The decisions are likely to have to two ramifications that health care risk managers need to be aware of:
* Difficulty keeping charge nurses out of unions. If there is organizing activity at a health care institution, the employer will have more of an uphill battle to keep people who serve as charge nurses from joining a bargaining unit, Lyncheski says.
* Mixed loyalties. "Having charge nurses in the bargaining unit has a number of adverse consequences," Lyncheski says. "It creates mixed loyalties.
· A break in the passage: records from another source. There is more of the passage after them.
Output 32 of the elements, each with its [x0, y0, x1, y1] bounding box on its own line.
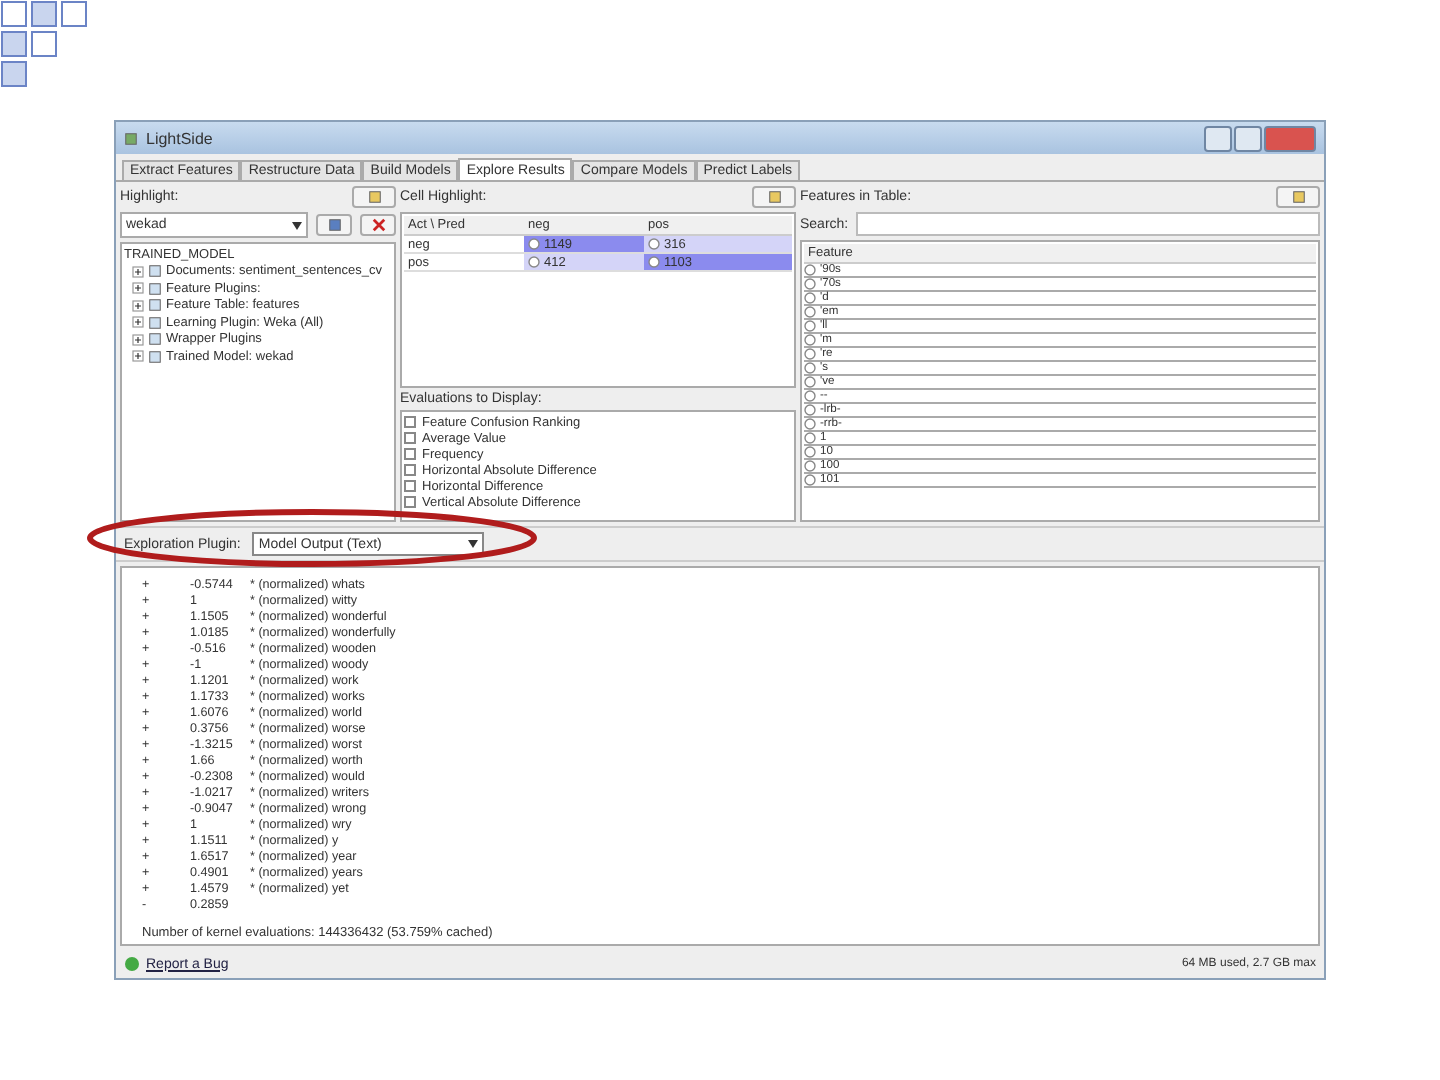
bug-icon — [124, 956, 140, 972]
close-icon — [371, 218, 385, 232]
close-button[interactable] — [1264, 125, 1316, 151]
maximize-button[interactable] — [1234, 125, 1262, 151]
folder-button[interactable] — [752, 186, 796, 208]
app-icon — [124, 131, 138, 145]
checkbox[interactable] — [404, 448, 416, 460]
folder-icon — [367, 190, 381, 204]
save-button[interactable] — [316, 214, 352, 236]
folder-button[interactable] — [352, 186, 396, 208]
checkbox[interactable] — [404, 480, 416, 492]
checkbox[interactable] — [404, 416, 416, 428]
slide-corner-drawing — [0, 0, 92, 88]
checkbox[interactable] — [404, 432, 416, 444]
expand-icon[interactable] — [132, 265, 144, 278]
folder-icon — [767, 190, 781, 204]
expand-icon[interactable] — [132, 282, 144, 295]
checkbox[interactable] — [404, 464, 416, 476]
expand-icon[interactable] — [132, 350, 144, 363]
folder-button[interactable] — [1276, 186, 1320, 208]
caret-icon — [292, 221, 302, 229]
search-field[interactable] — [856, 212, 1320, 236]
delete-button[interactable] — [360, 214, 396, 236]
expand-icon[interactable] — [132, 333, 144, 346]
expand-icon[interactable] — [132, 299, 144, 312]
window-title: LightSide — [146, 129, 213, 147]
save-icon — [327, 218, 341, 232]
checkbox[interactable] — [404, 496, 416, 508]
caret-icon — [468, 540, 479, 548]
folder-icon — [1291, 190, 1305, 204]
expand-icon[interactable] — [132, 316, 144, 329]
minimize-button[interactable] — [1204, 125, 1232, 151]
Instead of their loyalties only being to the institution and to patient care, there will be a different kind of peer pressure in the environment -- pressure not to do things that negatively affect the union or to rat on a union sister or brother.
Unions can create dilemmas for nurses
"It will create a dilemma for the charge nurse because there will be times when they have to make a decision or act on things that are done improperly. Having them represented by a union puts them in between a rock and a hard place."
But hospitals can take a few simple steps to try to ensure that charge nurses will be held to be supervisors, thereby prohibiting their participation in collective bargaining units, legal experts say.
1. Review job descriptions. The NLRB has a 13-part definition of a supervisor. Risk managers should review the job descriptions of nurses that they intend to be supervisors and have those job descriptions reflect as many of the NLRB's definition as they can, Lyncheski advises.
2. Limit the number of charge nurses. In the Providence Hospital case, the hospital had rotated the charge nurse responsibility through every nurse. The NLRB is not likely to find every charge nurse to be a supervisor. Instead, identify those nurses you want to be charge nurses and assign only those people the responsibilities of that position at your hospital, Lyncheski says.
3. Beef up job responsibilities. Part of the NLRB's decision in the Providence Hospital case rested on the fact that the charge nurses' only responsibilities were assigning and directing the work of other nurses in their hospital unit, says Laurence Arnold, JD, a partner in the law firm of Foley, Lardner, Weissburg & Aronson in San Francisco.
To be considered supervisors, risk managers should make sure charge nurses' job responsibilities include meaningful participation in supervisory activities such as hiring, promotions, performance reviews, discipline, and vacation scheduling, Arnold advises.
Tread carefully
If nurses do begin to form collective bargaining units, tread carefully, legal experts advise. While labor laws require the input of a specialist in the field, lawyers say hospitals can run afoul of the law if not careful. Following are a few tips on dealing with union activity in your hospital:
* Recognize that supervisors' actions are your actions. Under the law, any action or statement made by a supervisor is considered to be endorsed by the employer, in this case, the hospital.
* Do not interrogate employees. Employers are not allowed to question employees about their union sympathies or about the views or actions of co-workers.
* Do not subject employees to surveillance. Employers cannot surveil or hire someone to surveil their employees at off-premises union meetings, nor can they have a supervisor stationed near employees discussing the subject on hospital premises, Arnold says.
* Do not make promises for nonunionization. "You cannot promise them as a group a pay increase or better benefits or more favorable employment terms if they vote down a union," Arnold says. "Conversely you cannot threaten them with the loss of anything [if they join one]."
* Do express your views. Hospitals can state their views on the benefits of unions, as long as they are not expressed in the form of a threat. "Do it carefully," Arnold advises. "Tell them in the today's competitive health care environment that everyone needs to work together instead of as adversaries."
References
1. NLRB v. Providence Hospital 320 NLRB No. 49 (1996).